EXPANDING THE APPLICABILITY OF A TWO STEP NEWTON LAVRENTIEV METHOD FOR ILL-POSED PROBLEMS

IOANNIS K.  ARGYROS; SANTHOSH  GEORGE

EXPANDING THE APPLICABILITY OF A TWO STEP NEWTON LAVRENTIEV METHOD FOR ILL-POSED PROBLEMS

Authors

IOANNIS K. ARGYROS Department of Mathematicsal Sciences, Cameron University, Lawton, OK 73505, USA
SANTHOSH GEORGE Department of Mathematical and Computational Sciences, National Institute of Technology Karnataka, India-757 025

Keywords:

Newton-Lavrentiev regularization method, ill-posed problem, Hilbert space, semilocal convergence

Abstract

In [3] we presented a cubically convergent Two Step Directional NewtonMethod (TSDNM) for approximating a solution of an operator equation in a Hilbert space setting.

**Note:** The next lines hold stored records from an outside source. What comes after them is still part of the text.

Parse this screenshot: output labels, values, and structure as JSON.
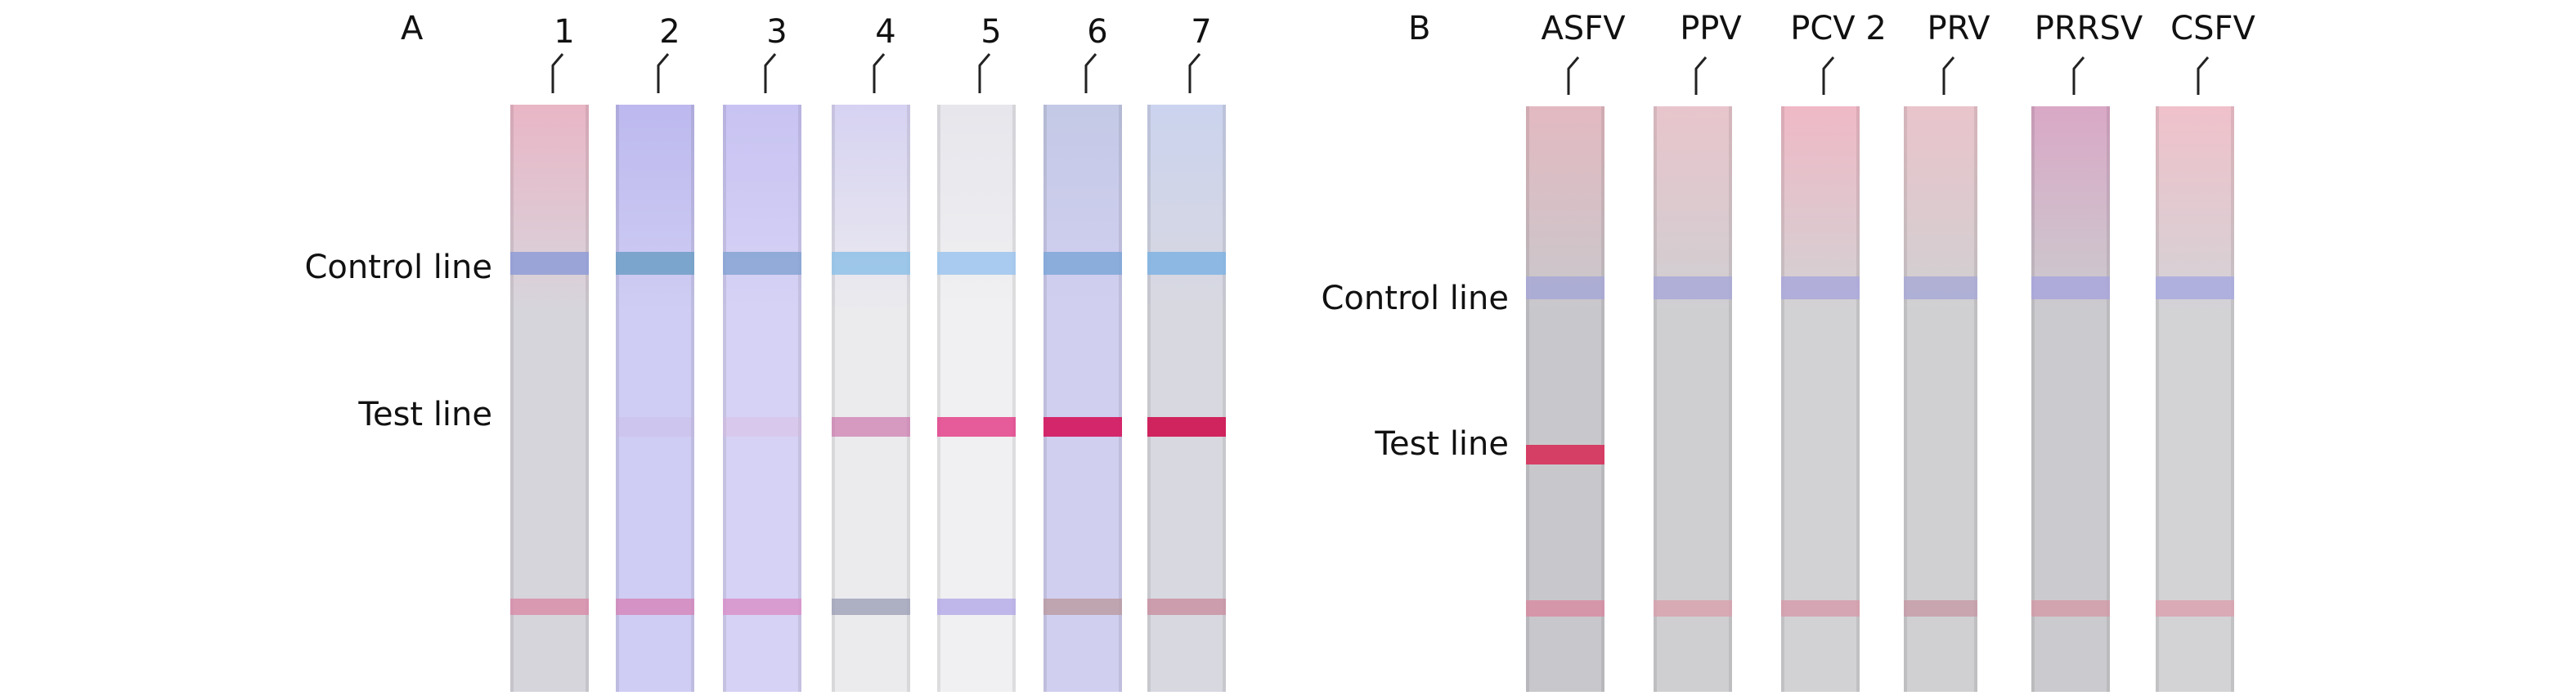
{
  "panels": [
    {
      "label": "A",
      "row_labels": {
        "control": "Control line",
        "test": "Test line"
      },
      "strips": [
        {
          "label": "1",
          "background": "#d7d5dc",
          "tint": "#e9b6c6",
          "control_color": "#8e9cd6",
          "test_color": "#d2d0d8",
          "test_intensity": 0.0,
          "sample_pad_color": "#d98aa6"
        },
        {
          "label": "2",
          "background": "#cfcdf3",
          "tint": "#bdb9ef",
          "control_color": "#6f9fc7",
          "test_color": "#c9b6e2",
          "test_intensity": 0.12,
          "sample_pad_color": "#d584b8"
        },
        {
          "label": "3",
          "background": "#d6d2f5",
          "tint": "#c8c3f2",
          "control_color": "#86a4d2",
          "test_color": "#d9b6dc",
          "test_intensity": 0.18,
          "sample_pad_color": "#d98fc8"
        },
        {
          "label": "4",
          "background": "#ebebee",
          "tint": "#d6d2f2",
          "control_color": "#8fc1e6",
          "test_color": "#c96aa6",
          "test_intensity": 0.55,
          "sample_pad_color": "#9ea0b6"
        },
        {
          "label": "5",
          "background": "#f0f0f2",
          "tint": "#e6e6ec",
          "control_color": "#9cc4ee",
          "test_color": "#e33a86",
          "test_intensity": 0.82,
          "sample_pad_color": "#b3a8e6"
        },
        {
          "label": "6",
          "background": "#d1cff0",
          "tint": "#c4c9e6",
          "control_color": "#7fa7d8",
          "test_color": "#d41e63",
          "test_intensity": 1.0,
          "sample_pad_color": "#b99aa0"
        },
        {
          "label": "7",
          "background": "#d8d8e0",
          "tint": "#cbd3ee",
          "control_color": "#7fb3e3",
          "test_color": "#d01a56",
          "test_intensity": 1.0,
          "sample_pad_color": "#c98fa0"
        }
      ]
    },
    {
      "label": "B",
      "row_labels": {
        "control": "Control line",
        "test": "Test line"
      },
      "strips": [
        {
          "label": "ASFV",
          "background": "#c8c8cc",
          "tint": "#e3b9c1",
          "control_color": "#a7a8d6",
          "test_color": "#d6375f",
          "test_intensity": 1.0,
          "sample_pad_color": "#d98aa0"
        },
        {
          "label": "PPV",
          "background": "#cfcfd2",
          "tint": "#e8c5cc",
          "control_color": "#a9a9d8",
          "test_color": "#cfcfd2",
          "test_intensity": 0.0,
          "sample_pad_color": "#d9a0ac"
        },
        {
          "label": "PCV 2",
          "background": "#d2d2d4",
          "tint": "#efb9c6",
          "control_color": "#aaa8dc",
          "test_color": "#d2d2d4",
          "test_intensity": 0.0,
          "sample_pad_color": "#d69aaa"
        },
        {
          "label": "PRV",
          "background": "#d0d0d2",
          "tint": "#e9c4cb",
          "control_color": "#a9aad6",
          "test_color": "#d0d0d2",
          "test_intensity": 0.0,
          "sample_pad_color": "#c79aa6"
        },
        {
          "label": "PRRSV",
          "background": "#cbcbcf",
          "tint": "#d9a8c6",
          "control_color": "#a8a6dc",
          "test_color": "#cbcbcf",
          "test_intensity": 0.0,
          "sample_pad_color": "#d39aa8"
        },
        {
          "label": "CSFV",
          "background": "#d3d3d6",
          "tint": "#f0c1cb",
          "control_color": "#a9aadf",
          "test_color": "#d3d3d6",
          "test_intensity": 0.0,
          "sample_pad_color": "#dca0ae"
        }
      ]
    }
  ]
}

George and Pareth in [13] use the analogous Two Step Newton Lavrentiev Method (TSNLM) to approximate a solution of an ill-posed equation. In the present paper we show how to expand the applicability of (TSNLM). In particular, we present a semilocal convergence analysis of (TSNLM) under: weaker hypotheses, weaker convergence criteria, tighter error estimates on the distances involved and an at least as precise information on the location of the solution.